Share via


Why can't we strip the diacritics?

We have some "best-fit" behavior which we generally consider to be "bad".  Any loss of data is generally a bad thing, so we recommend storing data in Unicode (so you don't lose anything).  Assuming you can't use Unicode, why is it so bad to just make everything ASCII-like?  Maybe you have a published house or direct marketing firm that can't handle Unicode, so you'll just get rid of those annoying decorations.

In American English the diacritics are effectively quaint decorations.  Many people naïvely assume that when word auto-corrects naive to naïve that this is just a prettiness factor.  When they resume spell checking their résumé the diacritics become more important.  In English its fair to spell résumé as resume, but it seems cooler to add the accents.  Since we stole (borrowed is more politically correct) the word from French, we have a french-like pronunciation of résumé, and aren't likely to confuse it with resume.

In most other languages diacritics aren't optional.  You wouldn't exchange a z with an s in english just because they look similar.  "A real singer" is a lot different than "a real zinger".

Recently I encountered the the following example, a user wanted to get around those pesky diacritics by mapping to ASCII.

The suggested input was:
    último año de carrera

The desired output was:
    ultimo ano de carrera

My Spanish is nearly non-existent, however word's spell checker tells me these are all legitimate Spanish words, even without the accents.  The meaning goes from something like "the last year of the race" to "I completed the anus of the race."

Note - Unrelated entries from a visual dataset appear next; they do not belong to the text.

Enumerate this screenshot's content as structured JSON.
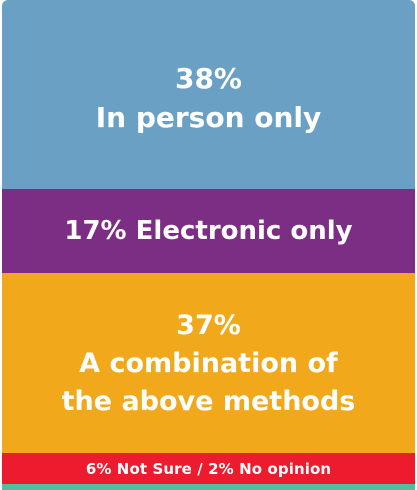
{
  "chart_data": {
    "type": "table",
    "segments": [
      {
        "key": "inperson",
        "value": 38,
        "value_label": "38%",
        "label": "In person only",
        "color": "#6aa0c3"
      },
      {
        "key": "electronic",
        "value": 17,
        "value_label": "17%",
        "label": "Electronic only",
        "color": "#7c2d84"
      },
      {
        "key": "combination",
        "value": 37,
        "value_label": "37%",
        "label_lines": [
          "A combination of",
          "the above methods"
        ],
        "color": "#f2a81b"
      },
      {
        "key": "notsure",
        "values": [
          6,
          2
        ],
        "label": "6% Not Sure / 2% No opinion",
        "color": "#ec1c2e"
      }
    ],
    "strip_color": "#4fbf9f"
  }
}
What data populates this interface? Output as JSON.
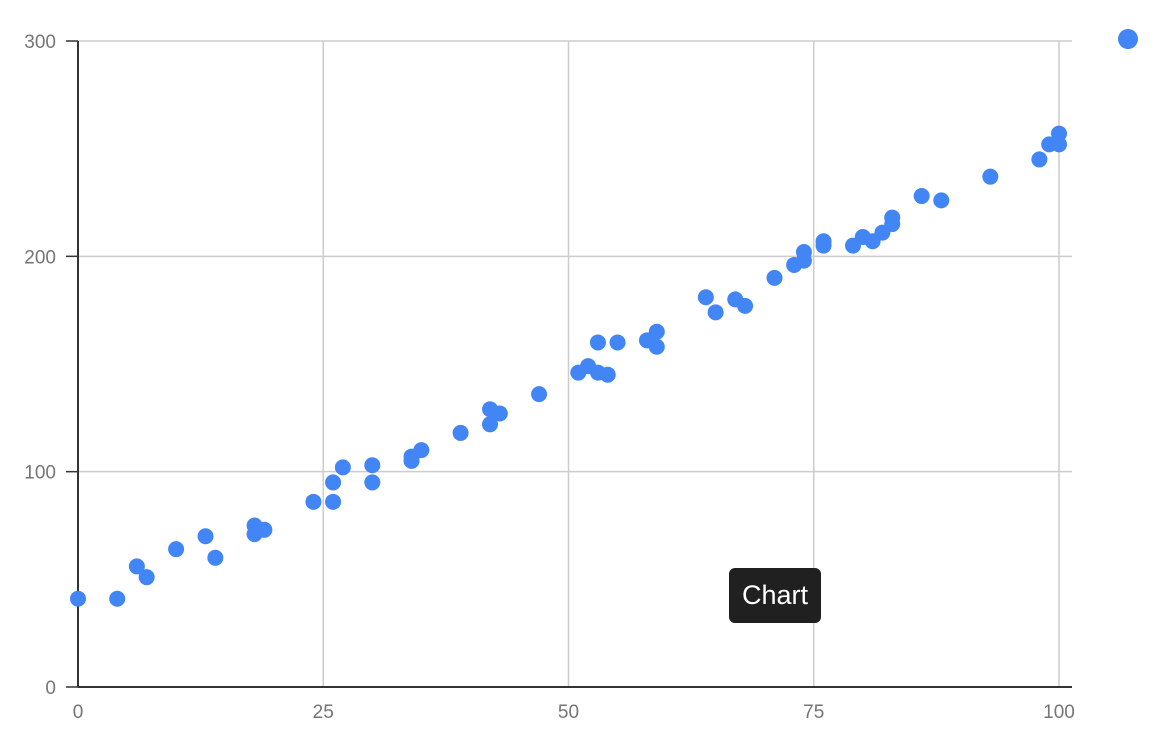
{
  "chart_data": {
    "type": "scatter",
    "title": "",
    "xlabel": "",
    "ylabel": "",
    "xlim": [
      0,
      100
    ],
    "ylim": [
      0,
      300
    ],
    "x_ticks": [
      0,
      25,
      50,
      75,
      100
    ],
    "y_ticks": [
      0,
      100,
      200,
      300
    ],
    "grid": true,
    "color": "#4285f4",
    "series": [
      {
        "points": [
          [
            0,
            41
          ],
          [
            4,
            41
          ],
          [
            6,
            56
          ],
          [
            7,
            51
          ],
          [
            10,
            64
          ],
          [
            13,
            70
          ],
          [
            14,
            60
          ],
          [
            18,
            75
          ],
          [
            18,
            71
          ],
          [
            19,
            73
          ],
          [
            24,
            86
          ],
          [
            26,
            95
          ],
          [
            26,
            86
          ],
          [
            27,
            102
          ],
          [
            30,
            103
          ],
          [
            30,
            95
          ],
          [
            34,
            107
          ],
          [
            34,
            105
          ],
          [
            35,
            110
          ],
          [
            39,
            118
          ],
          [
            42,
            129
          ],
          [
            42,
            122
          ],
          [
            43,
            127
          ],
          [
            47,
            136
          ],
          [
            51,
            146
          ],
          [
            52,
            149
          ],
          [
            53,
            146
          ],
          [
            53,
            160
          ],
          [
            54,
            145
          ],
          [
            55,
            160
          ],
          [
            58,
            161
          ],
          [
            59,
            165
          ],
          [
            59,
            158
          ],
          [
            64,
            181
          ],
          [
            65,
            174
          ],
          [
            67,
            180
          ],
          [
            68,
            177
          ],
          [
            71,
            190
          ],
          [
            73,
            196
          ],
          [
            74,
            198
          ],
          [
            74,
            202
          ],
          [
            76,
            205
          ],
          [
            76,
            207
          ],
          [
            79,
            205
          ],
          [
            80,
            209
          ],
          [
            81,
            207
          ],
          [
            82,
            211
          ],
          [
            83,
            215
          ],
          [
            83,
            218
          ],
          [
            86,
            228
          ],
          [
            88,
            226
          ],
          [
            93,
            237
          ],
          [
            98,
            245
          ],
          [
            99,
            252
          ],
          [
            100,
            257
          ],
          [
            100,
            252
          ]
        ]
      }
    ]
  },
  "tooltip": {
    "label": "Chart"
  }
}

Now imagine that you're trying to reach a new market and you do that to your customer's names or potential customer's names, how long will they remain your customer?

- Shawn

Comments

  • Anonymous
    June 09, 2007
    The comment has been removed

  • Anonymous
    August 06, 2007
    I'm reading some data from my database  and write those data to a csv file using a StreamWriter. I have diacritics in some of the fields. eg:-Château, Viña when I view the csv file from a notepad it shows diacritics correctly as they are. but when I view the csv file from excel it shows some funny chatecters as, Château, Viña what is the reason for this and how can I overcome this problem?

  • Anonymous
    September 10, 2007
    StreamWriter should be using UTF-8 as the default output (which is good, don't change that).  Notepad recognizes that and shows you the UTF-8 data, but it sounds like excel isn't doing that. I think that changing "File Origin:" in excel to "65001: Unicode (UTF-8)" (They sort alphabetically by encoding name) you'll solve your problem.  Not working for Office I'm not sure, nor do I know if this is the same in all versions.

  • Anonymous
    June 26, 2008
    When I receive E-mail that has the Unicode(UTF-8) at he right heading aI can never downlow it

  • Anonymous
    June 27, 2008
    Bummer, is your email client a Microsoft product? (I could pass along a bug). Email unfortunately is a bit picky about encodings and code pages.  UTF-8 isn't particularly special in this way.  Some phones for example only support certain encodings.   The good news is that the IETF has an  EAI (Email Address Internationalization) working group - http://www.ietf.org/html.charters/eai-charter.html   The EAI is working toward enabling UTF-8 email throught the system, including the local part and body of the email.  It'll take a while for the standard to get implimented, but at least its progress.